When is the projection $\mathrm{P}:x\longmapsto \mathrm{J}(x)^\top(\mathrm{J}(x)\mathrm{J}(x)^\top)^{-1}\mathrm{J}(x)$ Lipschitz continuous? 
*

*$f:\mathbb{R}^n\to\mathbb{R}^m$ is a smooth function with $n > m$.

*$\mathrm{J}(x)$ is the Jacobian matrix of $f$ and it is full row-rank at every $x\in\mathbb{R}^n$.

*For any $x\in\mathbb{R}^n$ define the projection matrix as the $n\times n$ symmetric idempotent matrix
$$
\mathrm{P}(x) = \mathrm{J}(x)^\top(\mathrm{J}(x)\mathrm{J}(x)^\top)^{-1}\mathrm{J}(x).
$$

Can I say that $\mathrm{P}: x\longmapsto \mathrm{P}(x)$ is Lipschitz continuous? If not, what conditions do I need to say this?
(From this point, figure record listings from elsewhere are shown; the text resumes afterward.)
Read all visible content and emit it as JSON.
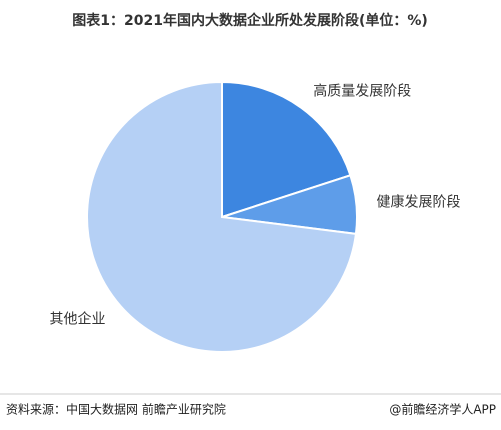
{
  "chart_data": {
    "type": "pie",
    "title": "图表1：2021年国内大数据企业所处发展阶段(单位：%)",
    "categories": [
      "高质量发展阶段",
      "健康发展阶段",
      "其他企业"
    ],
    "values": [
      20,
      7,
      73
    ],
    "colors": [
      "#3d86e0",
      "#5e9de9",
      "#b5d0f5"
    ],
    "source": "资料来源：中国大数据网 前瞻产业研究院",
    "credit": "@前瞻经济学人APP"
  }
}
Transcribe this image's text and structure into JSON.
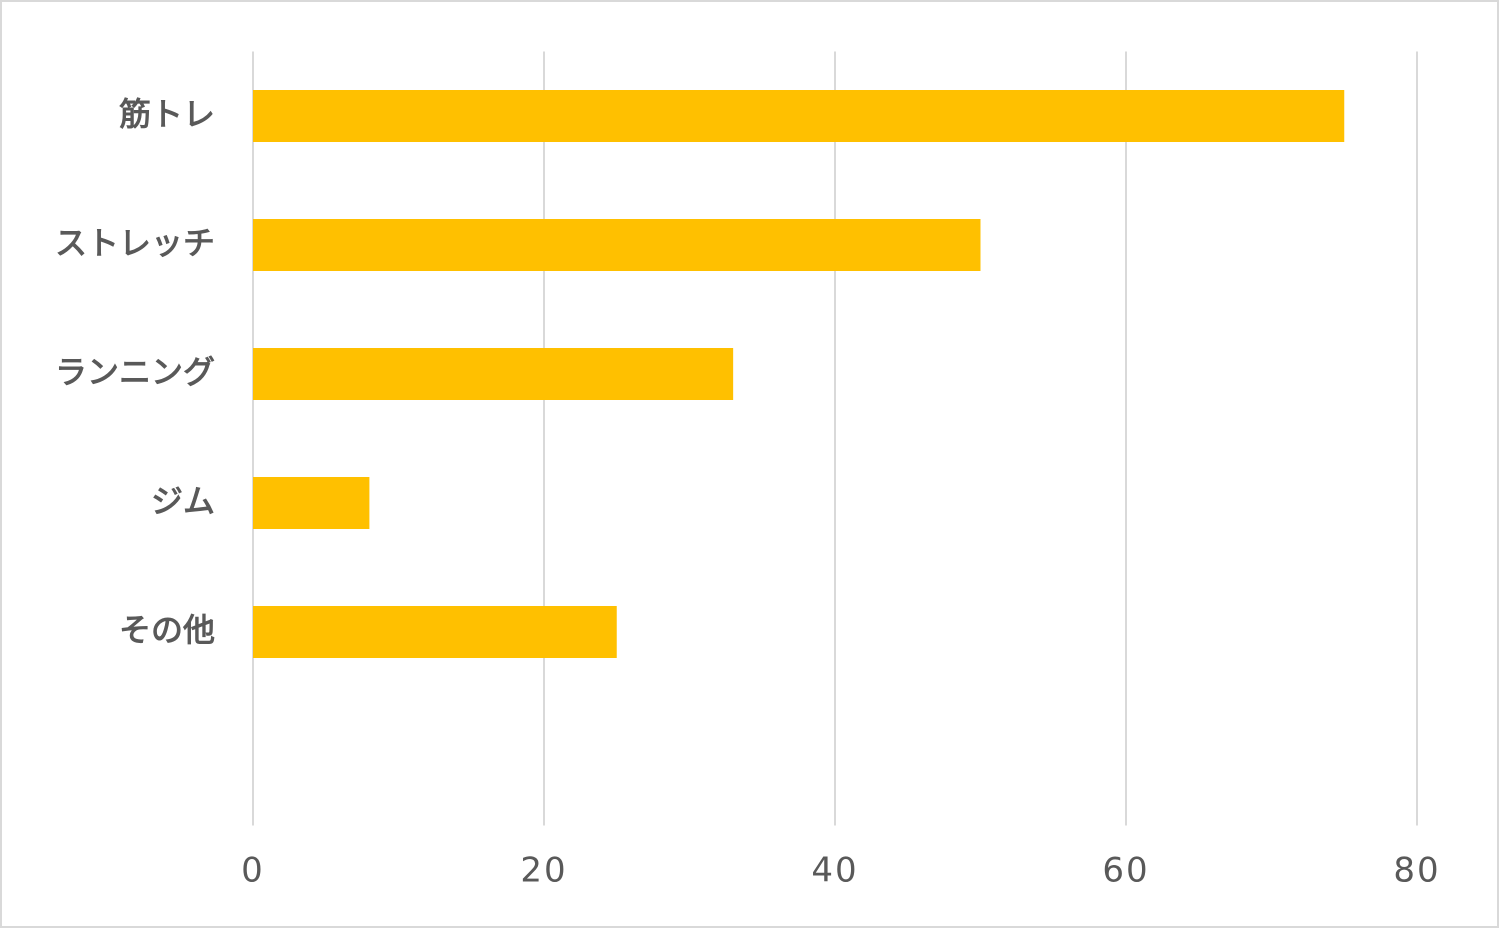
{
  "chart_data": {
    "type": "bar",
    "orientation": "horizontal",
    "categories": [
      "筋トレ",
      "ストレッチ",
      "ランニング",
      "ジム",
      "その他",
      null
    ],
    "values": [
      75,
      50,
      33,
      8,
      25,
      null
    ],
    "color": "#ffc000",
    "xlim": [
      0,
      80
    ],
    "xticks": [
      0,
      20,
      40,
      60,
      80
    ],
    "grid": true
  }
}
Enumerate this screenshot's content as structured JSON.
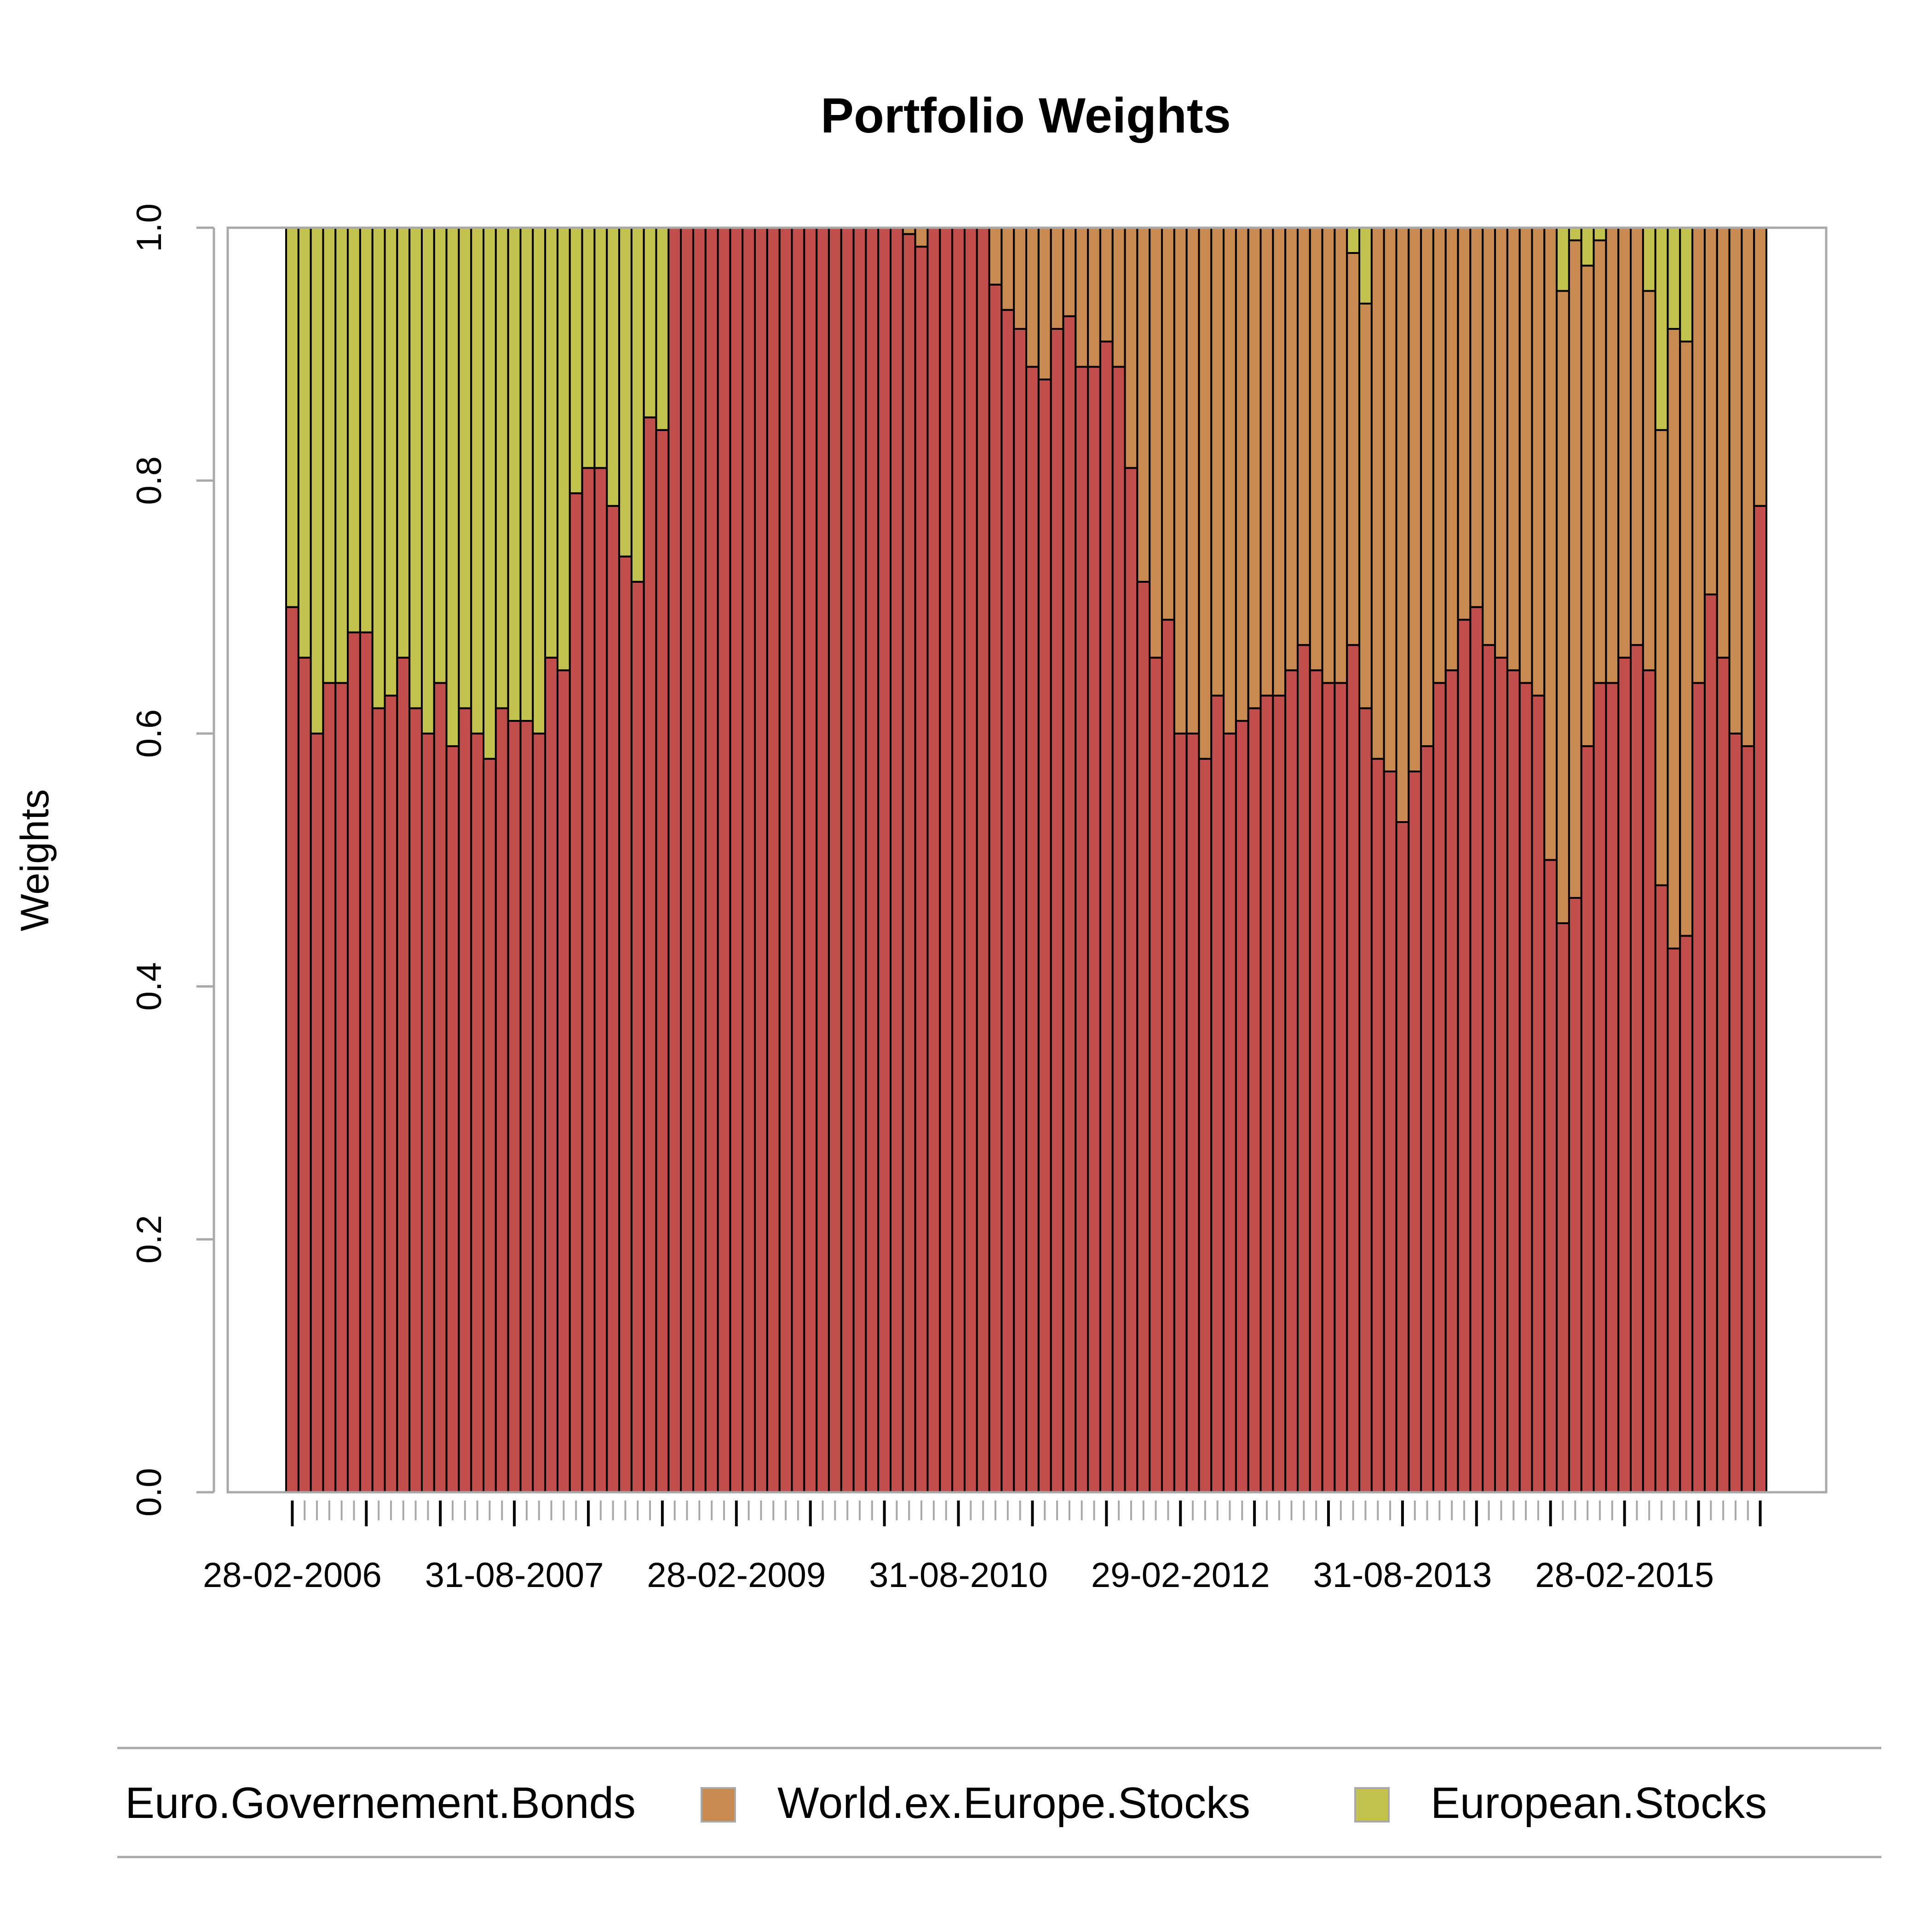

 A: In general the map $P:x\mapsto P(x)$ is not globally Lipschitz continuous, as @David E Speyer showed in the comments.
Since you are interested in sufficient conditions, here is a set. As usual with sufficient conditions, they are a little strong.
Theorem
Let $J$ be such that

*

*$J(x)$ is bounded by $C$

*$J^\dagger(x)$ is bounded by $C_\dagger$

*$x\mapsto J(x)$ is Lipschitz with $Lip_J$

*$x\mapsto J^\dagger(x)$ is Lipschitz with $Lip_{J^\dagger}$
where $J^\dagger(x) = J^\intercal(x)\bigg(J(x)J^\intercal(x)\bigg)^{-1}$. Then
$$
  Lip_P \leq Lip_{J^\dagger}C+Lip_{J}C_{\dagger}.
$$
Proof
This follows from
$$
   \|P(x)-P(y)\| = \|J^\dagger(x)J(x)-J^\dagger(y)J(y)\| \\ 
\leq \|J^\dagger(x)J(x)-J^\dagger(x)J(y)\|+\|J^\dagger(x)J(y)-J^\dagger(y)J(y)\| \\
\leq \|J^\dagger(x)\|\|J(x)-J(y)\|+\|J^\dagger(x)J(y)-J^\dagger(y)J(y)\|.
$$
The first term can be bounded using the boundedness assumption on $J^\dagger$ and the Lipschitz continuity of $J$ by
$$
\|J^\dagger(x)\|\|J(x)-J(y)\| \leq C_{\dagger}Lip_J\|x-y\|.
$$
The second term can be bounded by the remaining two conditions by
$$
\|J^\dagger(x)J(y)-J^\dagger(y)J(y)\| = \sup_{\|z\|=1}\|J^\dagger(x)J(y)z-J^\dagger(y)J(y)z\| \\ \leq \sup_{\|z\|=1}\|J^\dagger(x)-J^\dagger(y)\|\|J(y)z\|\
\\ \leq Lip_{J^\dagger}\sup_{\|z\|=1}\|J(y)z\|\|x-y\| \\
= Lip_{J^\dagger}\|J(y)\|\|x-y\|.
$$
Hence,
$$
\|P(x)-P(y)\| \leq (Lip_{J^\dagger}C+Lip_{J}C_{\dagger})\|x-y\|.
$$
QED
Observe that $cond(J(x)) = \|J(x)\|\|J^\dagger(x)\| \leq C_{\dagger}C$. This can help to reduce the strength of the assumptions on $J$ or $J^\dagger$.